# Pendulum Hitting Peg

by keasterling
Tags: hit, peg, pendulum, period
 P: 6 1. A simple (massless string, point mass pendulum) pendulum swings down and hits a peg located at the equilibrium line halfway through the pendulum's swing. The pendulum's string has a length L when it's to the left of the peg, and length $$\frac{L}{2}$$ after it hits the peg. (a)Is this simple harmonic motion? Even approximately simple harmonic? (b) What is the period of the motion? 2. I say yes, when the pendulum is released, it will hit the peg, swing up to the right to the same height it was released from on the left side, swing back down to the the left, and repeat the cycle all over again with a definite period. Thus, SHM... I guess. As for (b), I know you have to use conservation of energy, but I'm not quite sure how to translate that type of work into the formulas for period. Any help/hints would be appreciated. Not looking for a direct answer, just a nudge in the right direction.

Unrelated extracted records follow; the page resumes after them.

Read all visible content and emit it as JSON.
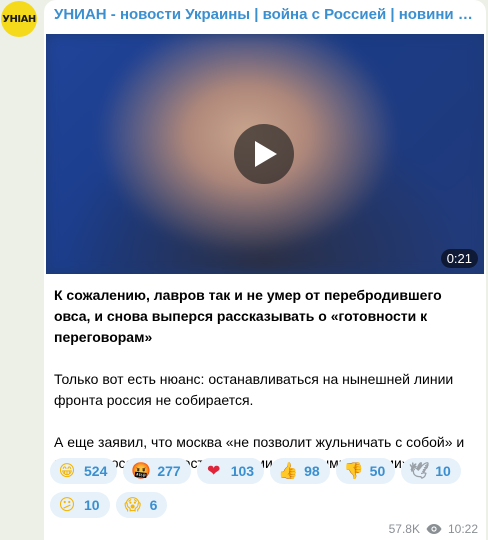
{
  "channel": {
    "title": "УНИАН - новости Украины | война с Россией | новини України...",
    "avatar_text": "УНІАН",
    "avatar_color": "#f5d91b"
  },
  "video": {
    "duration": "0:21",
    "play_icon": "play-icon"
  },
  "post": {
    "paragraph1": "К сожалению, лавров так и не умер от перебродившего овса, и снова выперся рассказывать о «готовности к переговорам»",
    "paragraph2": "Только вот есть нюанс: останавливаться на нынешней линии фронта россия не собирается.",
    "paragraph3": "А еще заявил, что москва «не позволит жульничать с собой» и назвал россиян «простодушными, наивными людьми»."
  },
  "reactions": [
    {
      "icon": "grinning-face-icon",
      "glyph": "😁",
      "count": "524",
      "color": "#f5b400"
    },
    {
      "icon": "angry-face-icon",
      "glyph": "🤬",
      "count": "277",
      "color": "#d9322a"
    },
    {
      "icon": "heart-icon",
      "glyph": "❤",
      "count": "103",
      "color": "#e0243a"
    },
    {
      "icon": "thumbs-up-icon",
      "glyph": "👍",
      "count": "98",
      "color": "#f5b400"
    },
    {
      "icon": "thumbs-down-icon",
      "glyph": "👎",
      "count": "50",
      "color": "#f5b400"
    },
    {
      "icon": "dove-icon",
      "glyph": "🕊",
      "count": "10",
      "color": "#9aa0a6"
    },
    {
      "icon": "confused-face-icon",
      "glyph": "😕",
      "count": "10",
      "color": "#f5b400"
    },
    {
      "icon": "screaming-face-icon",
      "glyph": "😱",
      "count": "6",
      "color": "#f5b400"
    }
  ],
  "meta": {
    "views": "57.8K",
    "views_icon": "eye-icon",
    "time": "10:22"
  }
}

 P: 6 Yeah, I looked into part (a) a bit more, and I guess that it really isn't SHM mainly because the graph of position would not be sinusoidal. In other words, the amplitude of the graph would not be equal on either side because the pendulum wouldn't be moving equal distances from equilibrium on each side. Simple pendulum motion on it's own wouldn't be SHM anyway, unless you consider small angles of $$\Theta$$ where sin($$\Theta)=\Theta$$. So you're totally right on. Anybody see a problem with that one? For a simple pendulum application (massless string, point mass pendulum), the period is defined as T=2$$\pi$$$$\sqrt{\frac{L}{g}}$$where L is... L (length of the pendulum), and g is the good old 9.8. So... I'm not quite sure how to go onwards with (b) from here. Even though the movement isn't SHM, it still has a definite period. The answer will be entirely symbolic as well, I just don't know how to get there. Once again, I'm feelin' a bit of conservation of energy coming on. Anybody???
 P: 6 Try this one on for size: $$T$$=$$\pi$$$$\sqrt{\frac{L}{G}}$$+$$\pi$$$$\sqrt{\frac{L}{G}}$$ $$T$$=$$\pi$$$$\sqrt{\frac{L}{G}}$$(1+$$\sqrt{}\frac{1}{2}$$ How about that??? Yay? Nay?